Serviço público como deve ser

Tomei hoje a minha meia de leite matinal num café onde havia um telefone público daqueles azuis. E não é que por cima estava uma folha com todos os números de telefone de emergência possíveis de imaginar (desde o centro anti-venenos à assistência 24h da PT)?

Friday, March 23, 2007

Afinal, os bons são mais do que os maus

Li uma história fantástica esta semana. Uma bookcrosser portuguesa tinha enviado um livro seu para circular em empréstimo. O livro foi parar ao Brasil e nunca mais deu sinal de vida. Não é que agora, passado muitos meses, ela o recebeu em casa, porque um brasileiro encontrou o livro num alfarrabista, leu no seu interior a etiqueta BC, viu que era de uma colecção particular, comprou-o e foi à procura da dona para o devolver?

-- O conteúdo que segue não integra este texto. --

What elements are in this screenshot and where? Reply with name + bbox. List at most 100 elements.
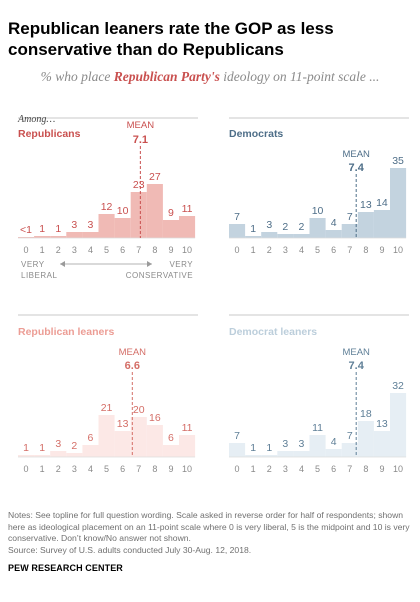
- democrats-tick-7: 7: [347, 245, 352, 255]
- republican-leaners-tick-7: 7: [136, 464, 141, 474]
- democrat-leaners-tick-10: 10: [393, 464, 403, 474]
- republicans-bar-3: [66, 232, 83, 238]
- republican-leaners-bar-5: [98, 415, 115, 457]
- democrat-leaners-bar-8: [357, 421, 374, 457]
- democrats-bar-9: [373, 210, 390, 238]
- republicans-tick-1: 1: [40, 245, 45, 255]
- republicans-bar-value-3: 3: [71, 219, 77, 231]
- republican-leaners-bar-2: [50, 451, 67, 457]
- democrat-leaners-bar-1: [245, 455, 262, 457]
- republicans-bar-value-5: 12: [101, 201, 113, 213]
- democrats-bar-0: [229, 224, 246, 238]
- democrats-tick-8: 8: [363, 245, 368, 255]
- republican-leaners-tick-2: 2: [56, 464, 61, 474]
- republicans-bar-6: [114, 218, 131, 238]
- scale-label-very-left: VERY: [21, 260, 45, 269]
- subtitle-prefix: % who place: [40, 69, 114, 84]
- democrats-bar-5: [309, 218, 326, 238]
- democrats-bar-value-2: 3: [266, 219, 272, 231]
- democrats-bar-value-3: 2: [282, 221, 288, 233]
- democrats-series-name: Democrats: [229, 128, 283, 140]
- scale-label-very-right: VERY: [169, 260, 193, 269]
- democrats-tick-6: 6: [331, 245, 336, 255]
- republicans-tick-10: 10: [182, 245, 192, 255]
- democrat-leaners-tick-8: 8: [363, 464, 368, 474]
- republican-leaners-tick-6: 6: [120, 464, 125, 474]
- scale-arrow-left-head: [60, 261, 65, 267]
- subtitle-suffix: ideology on 11-point scale ...: [219, 69, 380, 84]
- democrat-leaners-tick-3: 3: [283, 464, 288, 474]
- republican-leaners-tick-8: 8: [152, 464, 157, 474]
- republicans-bar-value-0: <1: [20, 224, 32, 236]
- republicans-mean-label: MEAN: [127, 120, 155, 131]
- republicans-bar-value-6: 10: [117, 205, 129, 217]
- scale-arrow-right-head: [147, 261, 152, 267]
- republican-leaners-bar-4: [82, 445, 99, 457]
- democrats-bar-3: [277, 234, 294, 238]
- republican-leaners-bar-value-3: 2: [71, 440, 77, 452]
- democrats-bar-10: [390, 168, 407, 238]
- democrat-leaners-bar-value-8: 18: [360, 408, 372, 420]
- republicans-bar-value-9: 9: [168, 207, 174, 219]
- democrats-bar-4: [293, 234, 310, 238]
- democrat-leaners-tick-7: 7: [347, 464, 352, 474]
- democrats-tick-4: 4: [299, 245, 304, 255]
- democrat-leaners-tick-0: 0: [235, 464, 240, 474]
- republican-leaners-tick-5: 5: [104, 464, 109, 474]
- republicans-bar-8: [146, 184, 163, 238]
- democrat-leaners-series-name: Democrat leaners: [229, 326, 317, 338]
- democrat-leaners-bar-10: [390, 393, 407, 457]
- republicans-bar-2: [50, 236, 67, 238]
- democrat-leaners-bar-value-0: 7: [234, 430, 240, 442]
- republicans-bar-value-1: 1: [39, 223, 45, 235]
- chart-notes: Notes: See topline for full question wor…: [8, 510, 412, 556]
- democrat-leaners-bar-value-9: 13: [376, 418, 388, 430]
- charts-svg: Among…Republicans<1011123334125106237278…: [17, 114, 409, 474]
- republican-leaners-bar-1: [34, 455, 51, 457]
- republicans-tick-7: 7: [136, 245, 141, 255]
- republican-leaners-tick-0: 0: [24, 464, 29, 474]
- democrat-leaners-tick-5: 5: [315, 464, 320, 474]
- democrats-bar-value-5: 10: [312, 205, 324, 217]
- democrats-bar-value-0: 7: [234, 211, 240, 223]
- republican-leaners-bar-6: [114, 431, 131, 457]
- republican-leaners-bar-value-8: 16: [149, 412, 161, 424]
- democrat-leaners-bar-9: [373, 431, 390, 457]
- republicans-bar-9: [162, 220, 179, 238]
- democrats-tick-0: 0: [235, 245, 240, 255]
- republican-leaners-bar-value-10: 11: [182, 422, 193, 434]
- pew-logo-text: PEW RESEARCH CENTER: [8, 563, 123, 573]
- democrats-bar-value-8: 13: [360, 199, 372, 211]
- republicans-tick-0: 0: [24, 245, 29, 255]
- among-label: Among…: [17, 114, 55, 125]
- republican-leaners-tick-4: 4: [88, 464, 93, 474]
- democrat-leaners-mean-value: 7.4: [349, 360, 365, 372]
- democrats-bar-7: [341, 224, 358, 238]
- republican-leaners-bar-8: [146, 425, 163, 457]
- democrats-bar-2: [261, 232, 278, 238]
- democrats-tick-9: 9: [379, 245, 384, 255]
- republicans-bar-value-7: 23: [133, 179, 145, 191]
- chart-subtitle: % who place Republican Party's ideology …: [8, 68, 412, 85]
- democrats-bar-6: [325, 230, 342, 238]
- democrats-tick-5: 5: [315, 245, 320, 255]
- democrats-bar-value-7: 7: [347, 211, 353, 223]
- republicans-tick-3: 3: [72, 245, 77, 255]
- democrat-leaners-tick-6: 6: [331, 464, 336, 474]
- democrat-leaners-bar-value-7: 7: [347, 430, 353, 442]
- republicans-bar-value-4: 3: [88, 219, 94, 231]
- republican-leaners-bar-value-4: 6: [88, 432, 94, 444]
- democrats-bar-value-1: 1: [250, 223, 256, 235]
- democrat-leaners-bar-6: [325, 449, 342, 457]
- democrats-bar-value-10: 35: [392, 155, 404, 167]
- republican-leaners-tick-10: 10: [182, 464, 192, 474]
- democrats-bar-value-4: 2: [299, 221, 305, 233]
- republican-leaners-bar-value-7: 20: [133, 404, 145, 416]
- republicans-tick-2: 2: [56, 245, 61, 255]
- republicans-bar-5: [98, 214, 115, 238]
- republican-leaners-bar-value-5: 21: [101, 402, 113, 414]
- democrats-mean-label: MEAN: [342, 149, 370, 160]
- democrat-leaners-tick-1: 1: [251, 464, 256, 474]
- republican-leaners-tick-9: 9: [168, 464, 173, 474]
- chart-title: Republican leaners rate the GOP as less …: [8, 19, 334, 59]
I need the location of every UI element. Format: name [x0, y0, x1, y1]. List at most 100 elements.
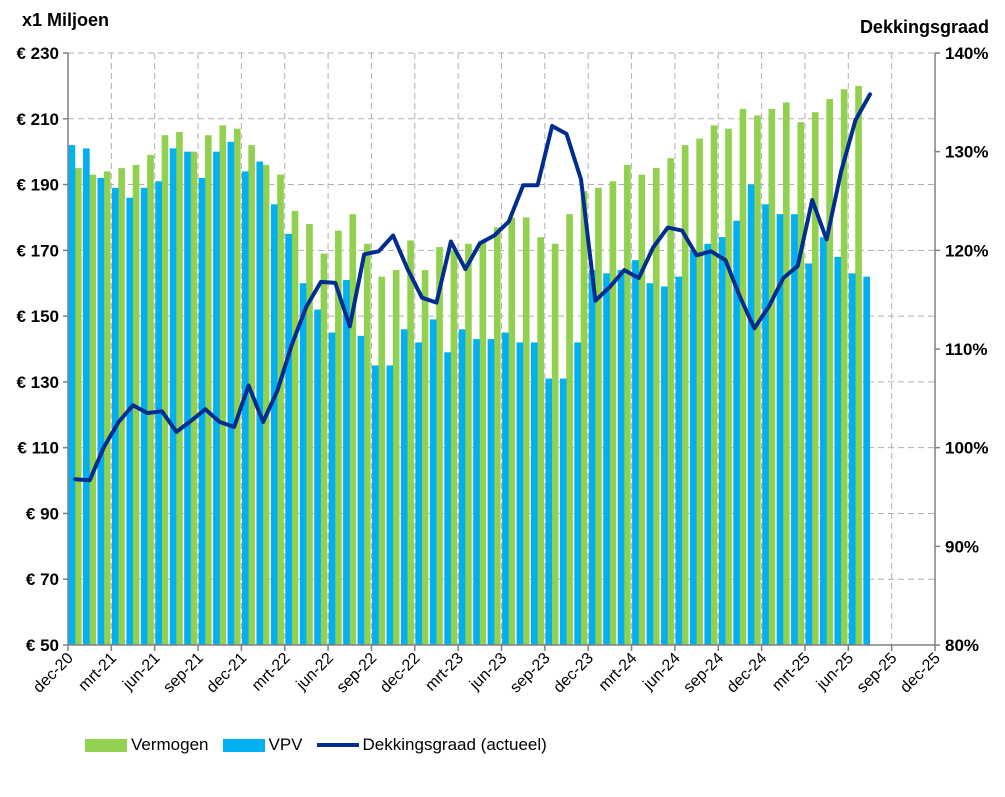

Fez-me lembrar aquela vez em que o pai da P. estava em casa a receber vários telefonemas de um senhor que estava fora do país e queria contactar a família, para dizer que tinha chegado bem, e não conseguia, porque havia uma confusão de linhas telefónicas e a chamada ia sempre parar àquele número. Acabaram por combinar que o pai da P. ficava com o número e contactava directamente a família o senhor. Curiosamente, anos mais tarde, viemos a descobrir que o tal senhor era o futuro cunhado da P...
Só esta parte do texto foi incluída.